Before the First World War, Budapest was the capital of Austria-Hungary, one of the most powerful empires in 19th century Europe. Many of its historic buildings and riverbanks are preserved as a World Heritage Site including the Castle Quarter, Royal Palace and the extraordinary Andrássy Avenue. We recommend visiting soon, though; these restrictions may be lifted and these sights could look very different in the future.
A walking tour of Castle Hill is the most relaxing (and picturesque) way to see the city’s outstanding urban landscape. Stroll along cobbled streets, and tick off sights like the Sandor Palace, National Dance Theatre, Matthias Church and historic Holy Trinity Square. Next, take in the seven white stone turrets of Fishermen’s Bastion: its pillars and archways frame a wonderful panorama of the narrow pinnacles and soaring dome of the Hungarian Parliament Building.

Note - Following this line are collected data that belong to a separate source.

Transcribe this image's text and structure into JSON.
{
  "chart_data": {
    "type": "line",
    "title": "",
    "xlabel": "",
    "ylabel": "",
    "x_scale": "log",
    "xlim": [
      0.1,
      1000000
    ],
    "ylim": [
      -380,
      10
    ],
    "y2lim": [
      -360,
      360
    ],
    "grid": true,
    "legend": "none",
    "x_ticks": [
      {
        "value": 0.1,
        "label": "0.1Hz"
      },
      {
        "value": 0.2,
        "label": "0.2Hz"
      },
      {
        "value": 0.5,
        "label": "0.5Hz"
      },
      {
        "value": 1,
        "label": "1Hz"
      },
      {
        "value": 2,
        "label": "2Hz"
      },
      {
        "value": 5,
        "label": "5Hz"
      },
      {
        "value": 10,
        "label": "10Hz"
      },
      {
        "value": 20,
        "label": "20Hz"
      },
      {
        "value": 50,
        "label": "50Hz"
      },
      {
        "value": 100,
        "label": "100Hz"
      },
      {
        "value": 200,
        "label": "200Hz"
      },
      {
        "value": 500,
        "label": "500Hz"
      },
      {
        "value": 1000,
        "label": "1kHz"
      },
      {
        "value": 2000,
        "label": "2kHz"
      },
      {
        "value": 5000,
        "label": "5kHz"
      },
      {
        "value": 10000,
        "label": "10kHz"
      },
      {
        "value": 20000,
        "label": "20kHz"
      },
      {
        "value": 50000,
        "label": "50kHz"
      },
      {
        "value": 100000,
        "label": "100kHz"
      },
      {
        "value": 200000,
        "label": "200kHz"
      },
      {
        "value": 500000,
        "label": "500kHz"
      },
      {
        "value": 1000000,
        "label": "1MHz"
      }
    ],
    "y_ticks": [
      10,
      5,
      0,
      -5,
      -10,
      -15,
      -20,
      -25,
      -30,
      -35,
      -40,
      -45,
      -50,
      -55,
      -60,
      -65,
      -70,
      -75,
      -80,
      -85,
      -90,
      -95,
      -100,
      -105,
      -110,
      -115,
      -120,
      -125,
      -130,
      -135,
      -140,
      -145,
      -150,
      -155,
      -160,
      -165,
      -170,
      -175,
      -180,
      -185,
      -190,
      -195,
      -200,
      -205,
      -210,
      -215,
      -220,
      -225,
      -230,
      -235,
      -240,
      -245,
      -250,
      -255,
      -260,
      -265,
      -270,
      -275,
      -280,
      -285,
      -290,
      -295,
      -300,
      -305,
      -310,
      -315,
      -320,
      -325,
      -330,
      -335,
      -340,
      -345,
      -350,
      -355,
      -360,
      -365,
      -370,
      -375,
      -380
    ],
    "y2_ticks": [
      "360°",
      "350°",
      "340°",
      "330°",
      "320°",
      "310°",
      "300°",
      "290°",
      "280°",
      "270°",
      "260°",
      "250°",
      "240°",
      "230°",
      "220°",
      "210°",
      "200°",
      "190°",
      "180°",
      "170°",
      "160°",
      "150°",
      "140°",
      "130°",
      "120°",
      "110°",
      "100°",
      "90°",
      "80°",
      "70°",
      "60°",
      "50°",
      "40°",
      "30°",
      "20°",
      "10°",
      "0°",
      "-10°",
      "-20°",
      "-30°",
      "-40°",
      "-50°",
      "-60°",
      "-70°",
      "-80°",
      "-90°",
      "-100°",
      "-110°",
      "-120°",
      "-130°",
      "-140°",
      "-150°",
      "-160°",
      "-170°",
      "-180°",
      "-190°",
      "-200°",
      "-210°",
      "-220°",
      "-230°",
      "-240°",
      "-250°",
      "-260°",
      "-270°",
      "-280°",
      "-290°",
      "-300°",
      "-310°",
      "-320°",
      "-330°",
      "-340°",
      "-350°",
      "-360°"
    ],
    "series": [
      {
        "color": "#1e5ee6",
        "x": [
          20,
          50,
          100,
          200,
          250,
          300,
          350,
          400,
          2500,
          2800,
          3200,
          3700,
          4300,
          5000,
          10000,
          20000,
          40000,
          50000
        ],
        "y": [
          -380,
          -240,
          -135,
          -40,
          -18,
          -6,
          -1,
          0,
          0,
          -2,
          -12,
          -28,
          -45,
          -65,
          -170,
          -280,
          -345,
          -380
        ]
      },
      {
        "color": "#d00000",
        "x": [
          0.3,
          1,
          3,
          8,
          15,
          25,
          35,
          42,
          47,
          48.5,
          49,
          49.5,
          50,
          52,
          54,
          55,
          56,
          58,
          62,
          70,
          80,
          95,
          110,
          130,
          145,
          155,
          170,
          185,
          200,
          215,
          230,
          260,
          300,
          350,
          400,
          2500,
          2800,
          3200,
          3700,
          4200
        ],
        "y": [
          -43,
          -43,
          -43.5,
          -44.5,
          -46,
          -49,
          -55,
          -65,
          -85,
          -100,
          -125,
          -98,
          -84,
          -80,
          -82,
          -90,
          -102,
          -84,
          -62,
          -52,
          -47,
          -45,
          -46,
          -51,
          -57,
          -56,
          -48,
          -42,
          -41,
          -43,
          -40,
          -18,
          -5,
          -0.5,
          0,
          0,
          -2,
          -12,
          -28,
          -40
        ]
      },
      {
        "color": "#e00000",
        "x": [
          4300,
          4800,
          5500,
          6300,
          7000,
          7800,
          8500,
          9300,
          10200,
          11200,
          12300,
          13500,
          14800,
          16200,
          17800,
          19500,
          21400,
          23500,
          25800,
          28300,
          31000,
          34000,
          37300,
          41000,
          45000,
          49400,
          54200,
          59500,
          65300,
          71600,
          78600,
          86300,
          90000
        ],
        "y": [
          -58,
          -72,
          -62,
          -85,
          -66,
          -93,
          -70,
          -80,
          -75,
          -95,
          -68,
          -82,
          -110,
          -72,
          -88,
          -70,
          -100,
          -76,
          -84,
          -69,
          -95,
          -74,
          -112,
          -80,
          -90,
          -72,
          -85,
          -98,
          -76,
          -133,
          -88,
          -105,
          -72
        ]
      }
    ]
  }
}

The city’s architecture tracks its history and nowhere exemplifies this more than Andrassy Avenue. This poker-straight boulevard is lined with prestigious embassy buildings, high-end boutiques and luxurious townhouse facades. The visual splendour culminates with the statues and grand Opera House at Hȍsök Tere (Heroes’ Square).
A little-known fact for you: Budapest has the world’s largest thermal water cave system. It was most likely this which drew the Romans here thousands of years ago. Try the waters yourself by visiting one of the many thermal baths in the city.
The Széchenyi Baths are located in a magnificent Baroque building in the serene City Park. There are 18 pools, 15 of which are fed by natural thermal springs (temperatures range from a chilling 20 to a luxuriously warm 40℃).
Budapest has many secrets, and we’ve barely scratched the surface. With a few days to explore, don’t miss the funicular railway up Castle Hill, the view from the Danube promenade and the ruins of the Roman settlement of Aquincum.
For city-centre elegance, this beautifully styled apartment is unbeatable. Located on the first floor of a grand 19th-century building, the staircase alone will astonish you (let alone the fabulous interior).
Located right beside the beautiful Szabadság tér (Liberty Square), this apartment is a blend of classic and contemporary with page upon page of reviews from very satisfied guests.
If you need a little more room, this luxury villa with its own swimming pool and city-view terrace is ideal.
While people don’t rave about Budapest like Paris or Prague (yet), they really should. This enchanting city shows you both the past and future, but most of all, helps you enjoy the present. So make it the next stop on your European tour!